As we start to close the books on the second-quarter earnings season, a clear trend is now official: companies have struggled to boost sales and profit margins appear to have peaked, which has led to a higher-than-usual amount of lowered guidance for the quarters ahead.
Yet, there are always exceptions to the rule, and if you dig deep enough, you'll find stocks that managed to deliver blowout results. Either analysts were simply too bearish in their forecasts, or these companies are truly finding more ways to squeeze out growth. Either way, surpassing profit forecasts by 30% to 40% or more is no mean feat.
But that doesn't make these stocks a bargain. Sometimes investors get carried away, extrapolating current strength well into the future, and boosting these stocks up into a "can't miss" level. That is to say, these stocks are now so richly valued, that they dare not miss future earnings per share (EPS) forecasts, or their shares will take a tumble. Case in point: these 12 stocks delivered robust second-quarter profits, but their price-to-earnings ratio on projected 2013 profits may now be too rich for this market. Each stock trades for a higher forward multiple than the average multiple of stocks in the S&P 500.
That's why it's wise to focus on stocks that show clear profit momentum -- relative to analysts' forecasts -- and sport decent valuations. In late July, I profiled stocks that were delivering robust profits as earnings season was getting underway, which you can read about here.
Though bank stocks were the most intriguing names back then, the crop of estimate beaters that have delivered results since have shown no clear theme.
Of course, you have to dig into the reasons why a stock is delivering very strong profits. In the case of investment firm Kohlberg, Kravis & Roberts (NYSE: KKR), an upward valuation in of its portfolio holdings, Alliance Boots, accounts for almost all of the upside. That's obviously a one-time event.
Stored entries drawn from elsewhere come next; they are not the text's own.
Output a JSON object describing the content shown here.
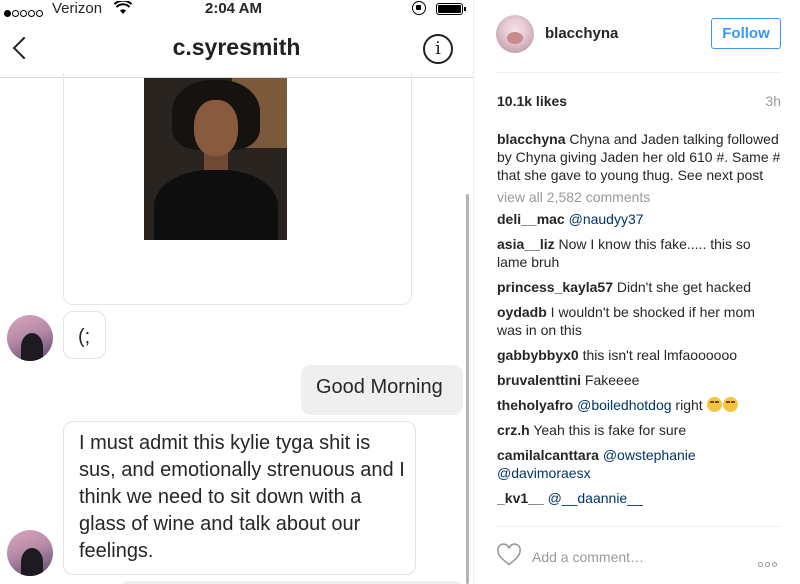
{
  "status_bar": {
    "carrier": "Verizon",
    "time": "2:04 AM"
  },
  "dm": {
    "title": "c.syresmith",
    "messages": [
      {
        "text": "(;"
      },
      {
        "text": "Good Morning"
      },
      {
        "text": "I must admit this kylie tyga shit is sus, and emotionally strenuous and I think we need to sit down with a glass of wine and talk about our feelings."
      }
    ]
  },
  "post": {
    "username": "blacchyna",
    "follow_label": "Follow",
    "likes": "10.1k likes",
    "time_ago": "3h",
    "caption": {
      "user": "blacchyna",
      "text": "Chyna and Jaden talking followed by Chyna giving Jaden her old 610 #. Same # that she gave to young thug. See next post"
    },
    "view_all": "view all 2,582 comments",
    "comments": [
      {
        "user": "deli__mac",
        "mention": "@naudyy37",
        "text": ""
      },
      {
        "user": "asia__liz",
        "mention": "",
        "text": "Now I know this fake..... this so lame bruh"
      },
      {
        "user": "princess_kayla57",
        "mention": "",
        "text": "Didn't she get hacked"
      },
      {
        "user": "oydadb",
        "mention": "",
        "text": "I wouldn't be shocked if her mom was in on this"
      },
      {
        "user": "gabbybbyx0",
        "mention": "",
        "text": "this isn't real lmfaoooooo"
      },
      {
        "user": "bruvalenttini",
        "mention": "",
        "text": "Fakeeee"
      },
      {
        "user": "theholyafro",
        "mention": "@boiledhotdog",
        "text": "right"
      },
      {
        "user": "crz.h",
        "mention": "",
        "text": "Yeah this is fake for sure"
      },
      {
        "user": "camilalcanttara",
        "mention": "@owstephanie @davimoraesx",
        "text": ""
      },
      {
        "user": "_kv1__",
        "mention": "@__daannie__",
        "text": ""
      }
    ],
    "comment_placeholder": "Add a comment…"
  },
  "icons": {
    "back": "chevron-left-icon",
    "info": "info-icon",
    "heart": "heart-icon",
    "more": "more-icon",
    "wifi": "wifi-icon"
  }
}
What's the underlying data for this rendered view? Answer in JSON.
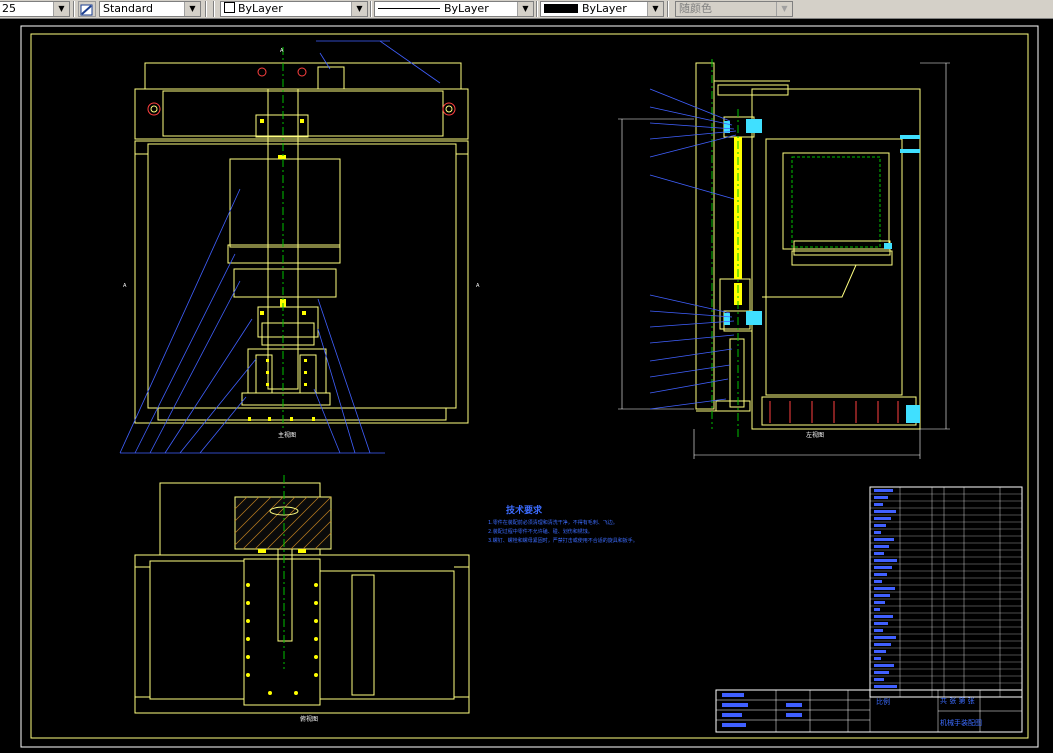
{
  "toolbar": {
    "scale_value": "25",
    "text_style": "Standard",
    "layer": "ByLayer",
    "linetype": "ByLayer",
    "lineweight": "ByLayer",
    "plot_style": "随颜色"
  },
  "drawing": {
    "tech_requirements_title": "技术要求",
    "notes": [
      "1.零件在装配前必须清理和清洗干净，不得有毛刺、飞边。",
      "2.装配过程中零件不允许磕、碰、划伤和锈蚀。",
      "3.螺钉、螺栓和螺母紧固时，严禁打击或使用不合适的旋具和扳手。"
    ],
    "front_view_label": "主视图",
    "side_view_label": "左视图",
    "bottom_view_label": "俯视图",
    "title_block": {
      "drawing_title": "机械手装配图",
      "scale_label": "比例",
      "sheet_label": "共 张 第 张"
    }
  },
  "colors": {
    "outline": "#ffff80",
    "center_line": "#00c000",
    "leader": "#4060ff",
    "highlight": "#ffff00",
    "hatch": "#c08020",
    "bolt": "#ff4040",
    "white": "#ffffff",
    "cyan": "#40e0ff"
  }
}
Computer disk-drive maker Western Digital (NYSE: WDC) repeatedly delivers robust quarters: EPS has topped the consensus by at least 35% for each of the past three-quarters. Yet, analysts still say traditional hard disk-drives will lose market share to solid-state (flash memory) drives over the long haul, and they foresee a steady erosion in sales for Western Digital beginning next year.
Two stocks to consider
But some stocks deserve credit for holding up well, even if its industry conditions remain difficult. For example, apparel retailer Jones Group (NYSE: JNY) is struggling with weak foot traffic in its stores. Sales are likely to be flat this year at around $3.8 billion, millions less than what the company generated in the middle of the last decade. But management has kept a tight lid on overhead, and its merchandise selections are leading to solid gross margins, which have allowed the Jones Group to surpass EPS forecasts handily. You can only assume profits will be even stronger as the economy improves. Meanwhile, shares trade for a reasonable valuation in this era of depressed results.
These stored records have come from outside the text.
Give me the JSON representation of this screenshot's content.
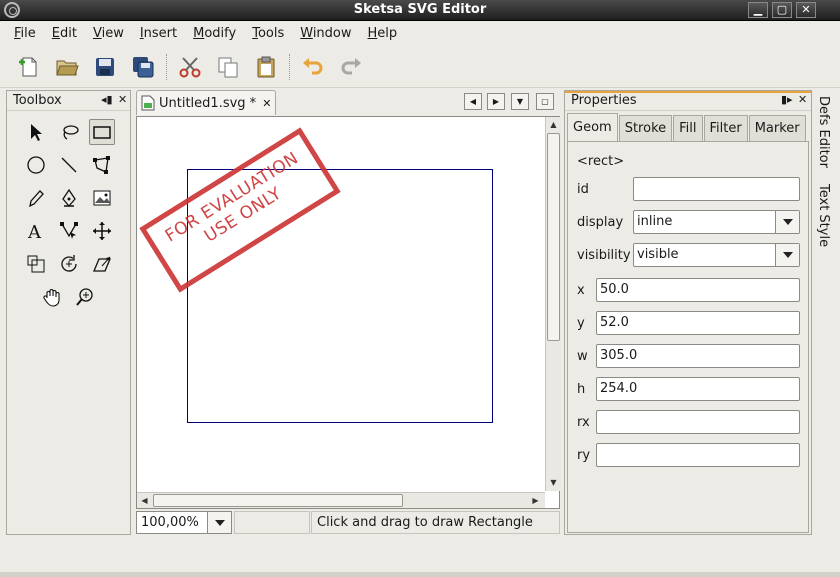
{
  "window": {
    "title": "Sketsa SVG Editor"
  },
  "menu": {
    "items": [
      {
        "underline": "F",
        "rest": "ile"
      },
      {
        "underline": "E",
        "rest": "dit"
      },
      {
        "underline": "V",
        "rest": "iew"
      },
      {
        "underline": "I",
        "rest": "nsert"
      },
      {
        "underline": "M",
        "rest": "odify"
      },
      {
        "underline": "T",
        "rest": "ools"
      },
      {
        "underline": "W",
        "rest": "indow"
      },
      {
        "underline": "H",
        "rest": "elp"
      }
    ]
  },
  "toolbox": {
    "title": "Toolbox"
  },
  "document": {
    "tab_name": "Untitled1.svg *",
    "stamp_line1": "FOR EVALUATION",
    "stamp_line2": "USE ONLY"
  },
  "status": {
    "zoom": "100,00%",
    "message": "Click and drag to draw Rectangle"
  },
  "properties": {
    "title": "Properties",
    "tabs": [
      "Geom",
      "Stroke",
      "Fill",
      "Filter",
      "Marker"
    ],
    "element": "<rect>",
    "labels": {
      "id": "id",
      "display": "display",
      "visibility": "visibility",
      "x": "x",
      "y": "y",
      "w": "w",
      "h": "h",
      "rx": "rx",
      "ry": "ry"
    },
    "values": {
      "id": "",
      "display": "inline",
      "visibility": "visible",
      "x": "50.0",
      "y": "52.0",
      "w": "305.0",
      "h": "254.0",
      "rx": "",
      "ry": ""
    }
  },
  "side_dock": {
    "defs_editor": "Defs Editor",
    "text_style": "Text Style"
  },
  "colors": {
    "accent_orange": "#e8a33c",
    "stamp_red": "#cc3333",
    "rect_stroke": "#000080"
  }
}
The profit upside from wireless services provider MetroPCS (NYSE: PCS) came from a tight control on costs as well. The company's value-oriented approach has enabled it to retain its subscriber base, even as rivals have moved more quickly to offer more advanced voice and data networks. But the decision to focus on cash flow and not sales growth has lead some to think that this company is primed to be acquired.
Bigger players such as Sprint (NYSE: S), Verizon (NYSE: VZ) and AT&T (NYSE: T), are dealing with a fairly mature market and have hinted that deal-making may be part of its growth plans. Merrill Lynch doesn't expect that "a buyer emerges through the end of the year, at least because of the chaotic state of current spectrum environment." Right now, a number of firms are looking to buy, sell or trade their wireless spectrum to optimize coverage.
Sprint is the most likely buyer and the company is getting into a stronger competitive position, which I profiled here.
Though Sprint concedes that it doesn't want to look at deals until its own network upgrade and expansion efforts are completed next spring.
But for now, MetroPCS remains focused on delivering robust cash flow, which should support shares in advance of any potential future buyout.
Risks to Consider: MetroPCS and Jones Group have long-term catalysts in place, but must deliver good results in the near-term. Each of these firms' focus on costs and margins have been quite helpful, but those inputs are now baked into analysts' models, potentially capping further upside relative to forecasts.
Action to Take --> Delivering estimate-beating results in a challenged economy sets the foundation for even more impressive bottom line results during the next few years when the economy is finally on the mend. Though the stocks in the first table of this column appear a bit pricey now, keep an eye on them as a sharp market pullback would likely bring them into value territory, which could be helpful if they deliver estimate-beating results in the next quarter as well. The stocks in the second table, however, appear cheap despite their recent estimate-beating results. The two stocks I mentioned earlier, in addition to others in this table, might be worthy portfolio candidates.